2. Selon l'article 314a CC, l'enfant est entendu personnellement, de manière appropriée, par l'autorité de protection de l'enfant ou le tiers qui en a été chargé, à moins que son âge ou d'autres justes motifs ne s'y opposent. L'article 314a CC n'impose pas au juge de procéder lui-même à l'audition de l'enfant, mais l'avis de ce dernier peut également lui être connu au travers d'un rapport de l'Office de protection de l'enfant (v. arrêt du Tribunal fédéral du 29.04.2004 [5P.54/2004] cons. 2.3). En l'occurrence, la recourante se plaint du fait que ses enfants n'ont pas été entendus. Il ressort toutefois du rapport de C., assistante sociale auprès de l'Office de protection de l'enfant, du 28 août 2012, que A. et B. ont tous deux été entendus personnellement par cette dernière comme l'avait demandé la première juge. L'argumentation de la recourante doit être rejetée.

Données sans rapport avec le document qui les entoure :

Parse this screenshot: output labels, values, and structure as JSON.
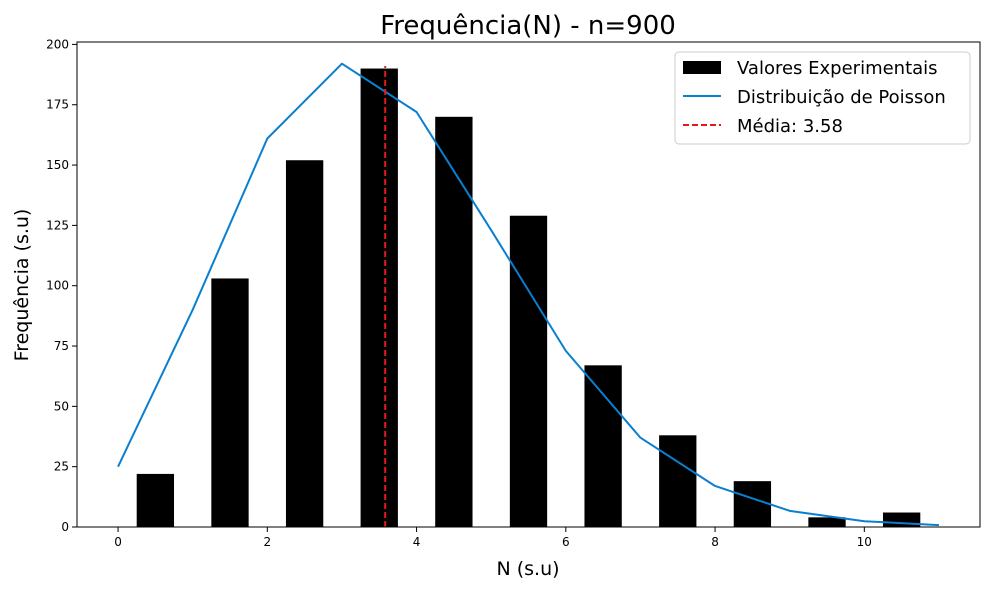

3. Selon l'article 308 al. 1 CC, lorsque les circonstances l'exigent, l'autorité de protection nomme à l'enfant un curateur qui assiste les père et mère de ses conseils et de son appui dans le soin de l'enfant. Selon l'article 308 al. 2 CC, l'autorité de protection peut conférer au curateur la surveillance des relations personnelles. En l'espèce, la situation personnelle des deux enfants telle qu'elle est décrite dans le rapport de l'office des mineurs paraît préoccupante. Manifestement, ceux-ci ont besoin d'un soutien et de l’appui d'un curateur. L'état de santé de la mère qui a nécessité une hospitalisation en milieu psychiatrique et qui fera l'objet d'une investigation par un expert, rend également nécessaire la mesure contestée. Les difficultés rencontrées dans l'exercice du droit de visite du père, plus particulièrement avec son fils, telles qu'elles sont relatées dans le rapport de l'assistante sociale, justifient également que la mesure soit étendue aux relations personnelles. Mal fondé, le recours doit être rejeté.

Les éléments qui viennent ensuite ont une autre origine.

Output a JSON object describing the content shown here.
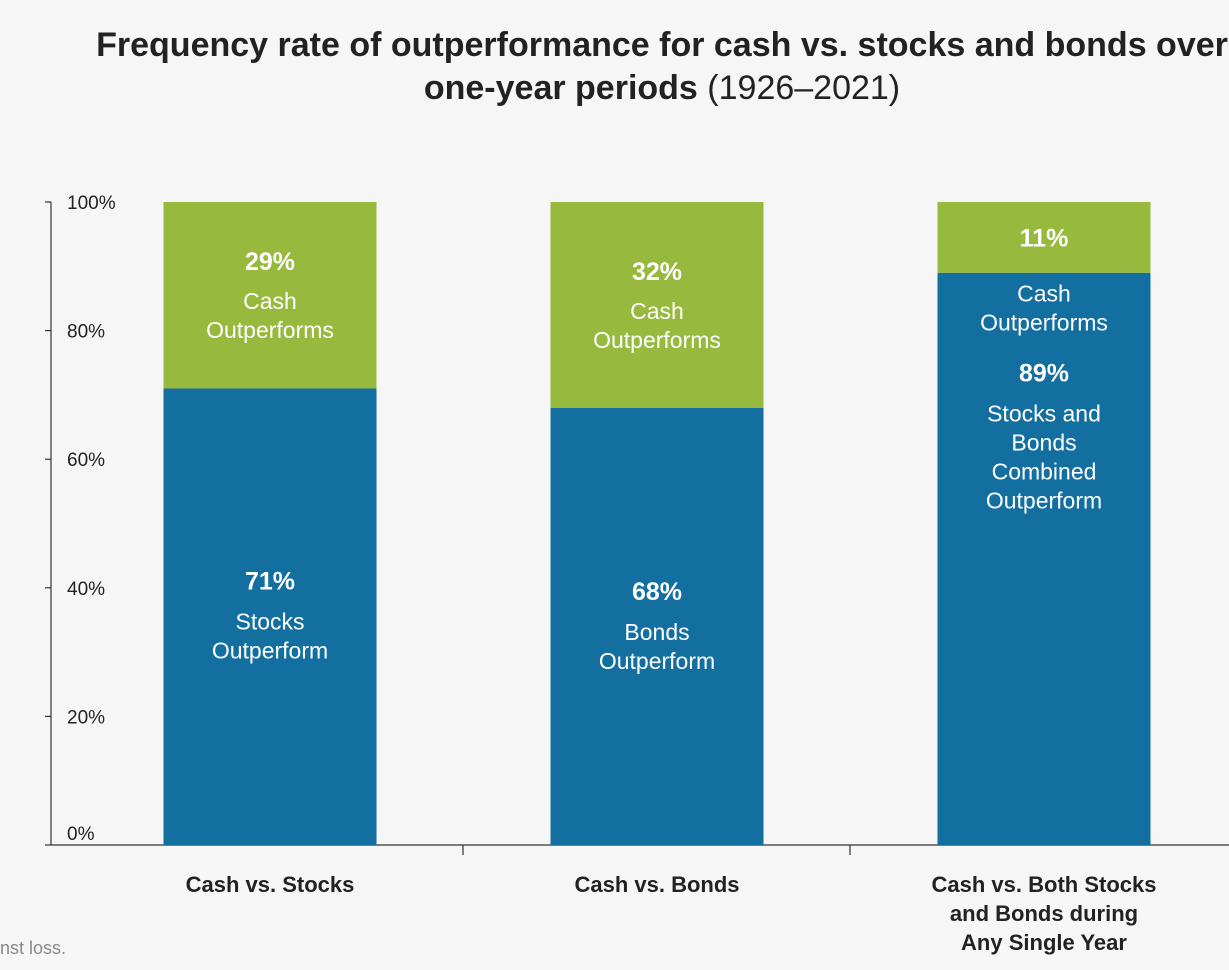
{
  "title": {
    "main": "Frequency rate of outperformance for cash vs. stocks and bonds over one-year periods",
    "years": "(1926–2021)"
  },
  "footnote": "nst loss.",
  "colors": {
    "bottom": "#126fa0",
    "top": "#97b93e",
    "text_on_bar": "#ffffff",
    "axis": "#333333",
    "label": "#222222"
  },
  "chart_data": {
    "type": "bar",
    "stacked": true,
    "categories": [
      [
        "Cash vs. Stocks"
      ],
      [
        "Cash vs. Bonds"
      ],
      [
        "Cash vs. Both Stocks",
        "and Bonds during",
        "Any Single Year"
      ]
    ],
    "ylim": [
      0,
      100
    ],
    "yticks": [
      "0%",
      "20%",
      "40%",
      "60%",
      "80%",
      "100%"
    ],
    "series": [
      {
        "values": [
          71,
          68,
          89
        ],
        "value_labels": [
          "71%",
          "68%",
          "89%"
        ],
        "descriptions": [
          [
            "Stocks",
            "Outperform"
          ],
          [
            "Bonds",
            "Outperform"
          ],
          [
            "Stocks and",
            "Bonds",
            "Combined",
            "Outperform"
          ]
        ]
      },
      {
        "values": [
          29,
          32,
          11
        ],
        "value_labels": [
          "29%",
          "32%",
          "11%"
        ],
        "descriptions": [
          [
            "Cash",
            "Outperforms"
          ],
          [
            "Cash",
            "Outperforms"
          ],
          [
            "Cash",
            "Outperforms"
          ]
        ]
      }
    ]
  }
}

4. Il est statué sans frais.
Par ces motifs,
la Cour des mesures de protection
de l'enfant et de l'adulte
1. Rejette le recours.
2. Statue sans frais.
Neuchâtel, le 30 juillet 2013
1 Le délai de recours est de 30 jours à compter de la notification de la décision. Ce délai s'applique également aux personnes ayant qualité pour recourir auxquelles la décision ne doit pas être notifiée.

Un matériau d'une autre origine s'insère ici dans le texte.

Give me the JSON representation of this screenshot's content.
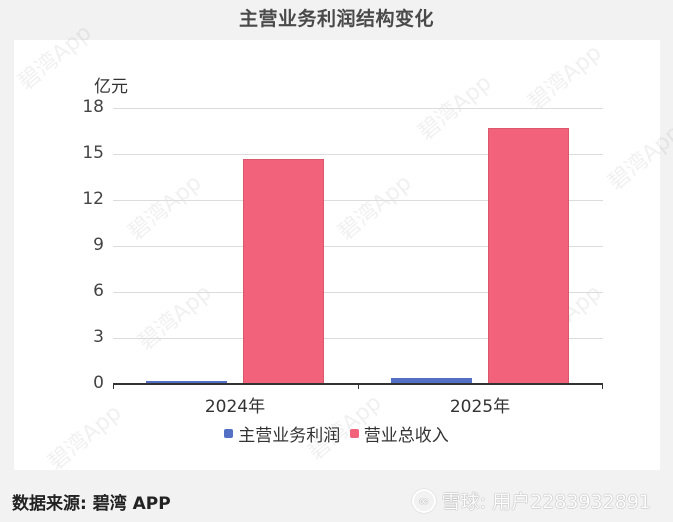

2 Dans le domaine du placement à des fins d'assistance, le délai est de dix jours à compter de la notification de la décision.
3 Le déni de justice ou le retard injustifié peut faire l'objet d'un recours en tout temps.
1 Les délais légaux et les délais fixés judiciairement ne courent pas:
a.
du septième jour avant Pâques au septième jour qui suit Pâques inclus;
b.
du 15 juillet au 15 août inclus;
c.
du 18 décembre au 2 janvier inclus.
2 La suspension des délais ne s'applique pas:
a.
à la procédure de conciliation;
b.
à la procédure sommaire.
3 Les parties sont rendues attentives aux exceptions prévues à l'al. 2.
4 Les dispositions de la LP1 sur les féries et la suspension des poursuites sont réservées.